Ankara has assumed that HTS’ suppression of other jihadis would fulfill its commitments to Russia to eliminate terrorist groups. Yet HTS has reinforced its de facto emirate in Idlib, and dozens of radical groups such as Ansar al-Islam, Ansar al-Tawhid, Ansar al-Din, Ajnad al-Kavkaz and the Turkistan Islamic Movement have maintained their presence in the province. Hurras al-Din, the umbrella group of al-Qaeda-inspired factions, has ostensibly disintegrated, but the factions have not left the region. Similarly, HTS’ move to dissolve the Chechen-led Jund al-Sham does not mean the group has been eliminated.
As a result, two key requirements of the March 2020 Moscow deal between Turkey and Russia – reopening the M4 highway and creating a security belt extending to 6 kilometers on either side of the route – have remained unfulfilled, and rebel groups have continued to attack government-controlled areas, benefitting from Turkish military positions as a shield. Russian Foreign Minister Sergey Lavrov reminded Ankara of its commitments Sept. 9, stressing that bilateral deals “provide for the separation of the normal, reasonable opposition from the terrorists, primarily from Hayat Tahrir al-Sham.” This process, he said, was started but is “far from being completed.”
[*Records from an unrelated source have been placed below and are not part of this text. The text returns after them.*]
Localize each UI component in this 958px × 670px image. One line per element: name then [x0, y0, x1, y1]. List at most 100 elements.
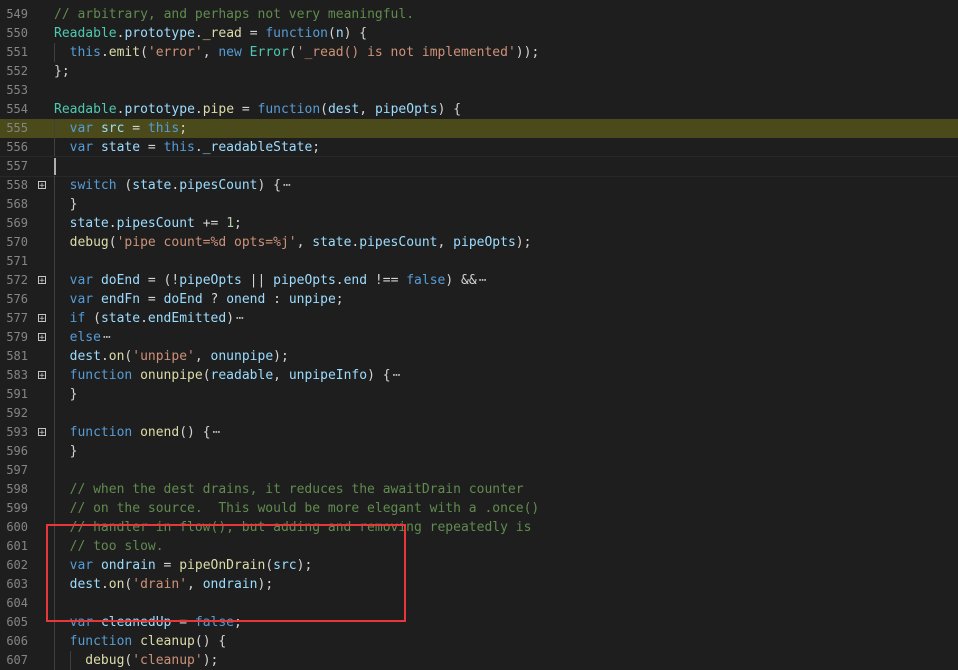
code-token: false	[406, 273, 446, 288]
code-line[interactable]: 553	[0, 81, 958, 100]
code-text: state.pipesCount += 1;	[70, 214, 242, 233]
fold-expand-icon[interactable]: +	[38, 276, 46, 286]
folded-region-ellipsis-icon[interactable]: ⋯	[236, 311, 244, 326]
code-line[interactable]: 569 state.pipesCount += 1;	[0, 214, 958, 233]
indent-guide	[54, 461, 55, 480]
code-token: var	[69, 121, 94, 136]
line-number: 576	[6, 292, 28, 306]
folded-region-ellipsis-icon[interactable]: ⋯	[213, 425, 221, 440]
code-line[interactable]: 549 // arbitrary, and perhaps not very me…	[0, 5, 958, 24]
code-token: pipesCount	[179, 178, 258, 193]
code-token: .	[194, 102, 203, 117]
code-token: () {	[179, 425, 211, 440]
code-token: ondrain	[100, 558, 156, 573]
code-token: onend	[140, 425, 180, 440]
code-line[interactable]: 555 var src = this;	[0, 119, 958, 138]
code-line[interactable]: 591}	[0, 385, 958, 404]
code-token: end	[343, 273, 368, 288]
fold-expand-icon[interactable]: +	[38, 181, 46, 191]
code-line[interactable]: 596}	[0, 442, 958, 461]
code-line[interactable]: 581 dest.on('unpipe', onunpipe);	[0, 347, 958, 366]
line-number: 569	[6, 216, 28, 230]
code-line[interactable]: 577 + if (state.endEmitted) ⋯	[0, 309, 958, 328]
folded-region-ellipsis-icon[interactable]: ⋯	[479, 273, 487, 288]
fold-expand-icon[interactable]: +	[38, 314, 46, 324]
code-line[interactable]: 604	[0, 594, 958, 613]
indent-guide	[54, 138, 55, 157]
line-number: 577	[6, 311, 28, 325]
folded-region-ellipsis-icon[interactable]: ⋯	[103, 330, 111, 345]
code-token: '_read() is not implemented'	[296, 45, 516, 60]
code-line[interactable]: 552};	[0, 62, 958, 81]
code-line[interactable]: 597	[0, 461, 958, 480]
code-line[interactable]: 571	[0, 252, 958, 271]
indent-guide	[54, 442, 55, 461]
code-token: =	[124, 121, 148, 136]
code-token: onunpipe	[140, 368, 203, 383]
code-line[interactable]: 600 // handler in flow(), but adding and …	[0, 518, 958, 537]
code-line[interactable]: 601 // too slow.	[0, 537, 958, 556]
fold-expand-icon[interactable]: +	[38, 428, 46, 438]
code-token: (	[85, 311, 101, 326]
code-token: }	[69, 444, 78, 459]
code-line[interactable]: 579 + else ⋯	[0, 328, 958, 347]
folded-region-ellipsis-icon[interactable]: ⋯	[283, 178, 291, 193]
code-line[interactable]: 568}	[0, 195, 958, 214]
code-line[interactable]: 593 + function onend() {⋯	[0, 423, 958, 442]
code-line[interactable]: 550 Readable.prototype._read = function(n…	[0, 24, 958, 43]
fold-expand-icon[interactable]: +	[38, 333, 46, 343]
code-line[interactable]: 576 var endFn = doEnd ? onend : unpipe;	[0, 290, 958, 309]
code-token: );	[515, 235, 532, 250]
line-number: 604	[6, 596, 28, 610]
code-text: var src = this;	[70, 119, 187, 138]
code-line[interactable]: 603 dest.on('drain', ondrain);	[0, 575, 958, 594]
code-line[interactable]: 557	[0, 156, 958, 177]
code-line[interactable]: 598 // when the dest drains, it reduces t…	[0, 480, 958, 499]
code-token: 'unpipe'	[132, 349, 195, 364]
code-line[interactable]: 607 debug('cleanup');	[0, 651, 958, 670]
code-line[interactable]: 602 var ondrain = pipeOnDrain(src);	[0, 556, 958, 575]
code-line[interactable]: 583 + function onunpipe(readable, unpipeIn…	[0, 366, 958, 385]
line-number: 605	[6, 615, 28, 629]
code-token: pipesCount	[359, 235, 438, 250]
line-number: 598	[6, 482, 28, 496]
code-token: 'error'	[147, 45, 203, 60]
code-line[interactable]: 599 // on the source. This would be more …	[0, 499, 958, 518]
line-number: 558	[6, 178, 28, 192]
code-line[interactable]: 570 debug('pipe count=%d opts=%j', state.…	[0, 233, 958, 252]
code-token: ;	[179, 121, 188, 136]
code-token: ) {	[257, 178, 281, 193]
line-number: 555	[6, 121, 28, 135]
code-token: onend	[226, 292, 266, 307]
code-text: var state = this._readableState;	[70, 138, 320, 157]
code-editor[interactable]: 548549// arbitrary, and perhaps not very…	[0, 0, 958, 670]
code-token: Readable	[54, 102, 117, 117]
code-line[interactable]: 551 this.emit('error', new Error('_read()…	[0, 43, 958, 62]
code-line[interactable]: 606 function cleanup() {	[0, 632, 958, 651]
code-text: if (state.endEmitted) ⋯	[70, 309, 244, 328]
code-token: Readable	[54, 26, 117, 41]
code-token: ;	[335, 292, 344, 307]
code-line[interactable]: 558 + switch (state.pipesCount) {⋯	[0, 176, 958, 195]
indent-guide	[54, 594, 55, 613]
code-text: // handler in flow(), but adding and rem…	[70, 518, 532, 537]
line-number: 568	[6, 197, 28, 211]
code-text: // too slow.	[70, 537, 164, 556]
code-line[interactable]: 572 + var doEnd = (!pipeOpts || pipeOpts.e…	[0, 271, 958, 290]
code-line[interactable]: 592	[0, 404, 958, 423]
fold-expand-icon[interactable]: +	[38, 371, 46, 381]
code-line[interactable]: 556 var state = this._readableState;	[0, 138, 958, 157]
code-line[interactable]: 605 var cleanedUp = false;	[0, 613, 958, 632]
indent-guide	[54, 385, 55, 404]
folded-region-ellipsis-icon[interactable]: ⋯	[393, 368, 401, 383]
code-token: (	[320, 102, 328, 117]
code-line[interactable]: 554 Readable.prototype.pipe = function(de…	[0, 100, 958, 119]
code-token: pipesCount	[116, 216, 195, 231]
code-token: .	[194, 140, 203, 155]
indent-guide	[54, 537, 55, 556]
code-token: var	[69, 558, 94, 573]
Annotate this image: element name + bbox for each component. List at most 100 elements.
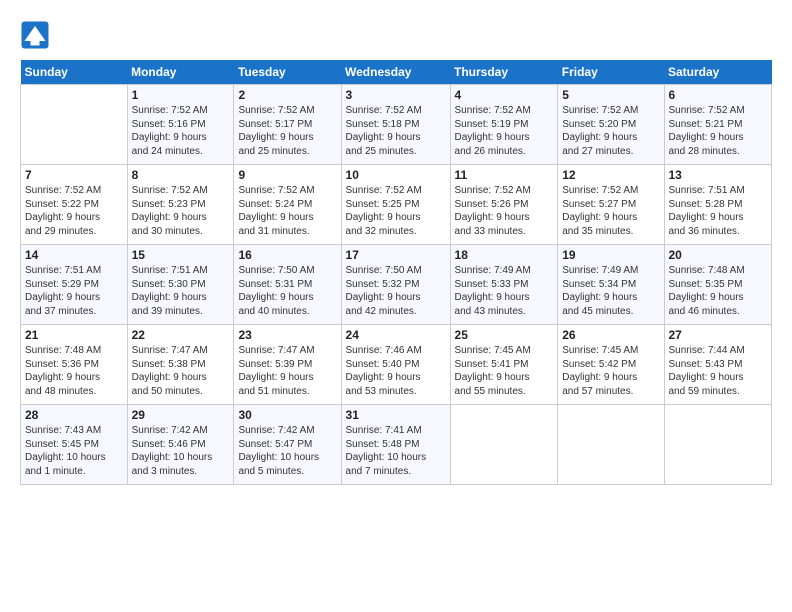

This state of affairs has given Russia room to pressure Turkey and justify military operations. Russian-Syrian operations have markedly intensified since June. In recent days, Russian warplanes have pounded targets in Deir Sunbul and Jabal al-Zawiya in southern Idlib, including a site close to Turkish military positions, as well as Sheikh Suleiman and Darat Izza in the western countryside of Aleppo. The Syrian army, meanwhile, has shelled areas to the northwest of Hama and in the southern countryside of Idlib.
Idlib was certainly high on the agenda when Russian President Vladimir Putin hosted his Syrian counterpart Bashar al-Assad in Moscow Sept. 14. Putin said at the meeting that the main problem in Syria today was the presence of foreign forces without permission or a UN mandate – a reference to Turkey and the United States.
Nevertheless, Brett McGurk, the White House’s Middle East coordinator, has been holding talks with Russia’s deputy foreign minister Sergey Vershinin and special Syria envoy Alexander Lavrentiev, which might weaken Turkey’s hand in Syria. The US-Russian dialogue might help spur serious negotiations between Damascus and the Kurds, which in turn might diminish the Turkish military presence east of the Euphrates River. The Biden administration has effectively relaxed the Caesar Act sanctions on Syria by overlooking Iranian oil tankers entering the Syrian port of Tartus and the flow of Egyptian gas and Jordanian electricity to Lebanon via Syria. These signs of improved US-Russian dialogue would leave little room for Ankara, whose anti-Kurdish policy has been compounded by drone assassinations recently.
In sum, Turkey is headed for uneasy days in Idlib, where dozens of Turkish military outposts are now dotting the periphery of the region. If the US-Russian dialogue leads to a compromise on the Kurdish-held areas to the east of the Euphrates, a showdown in Idlib will become inevitable.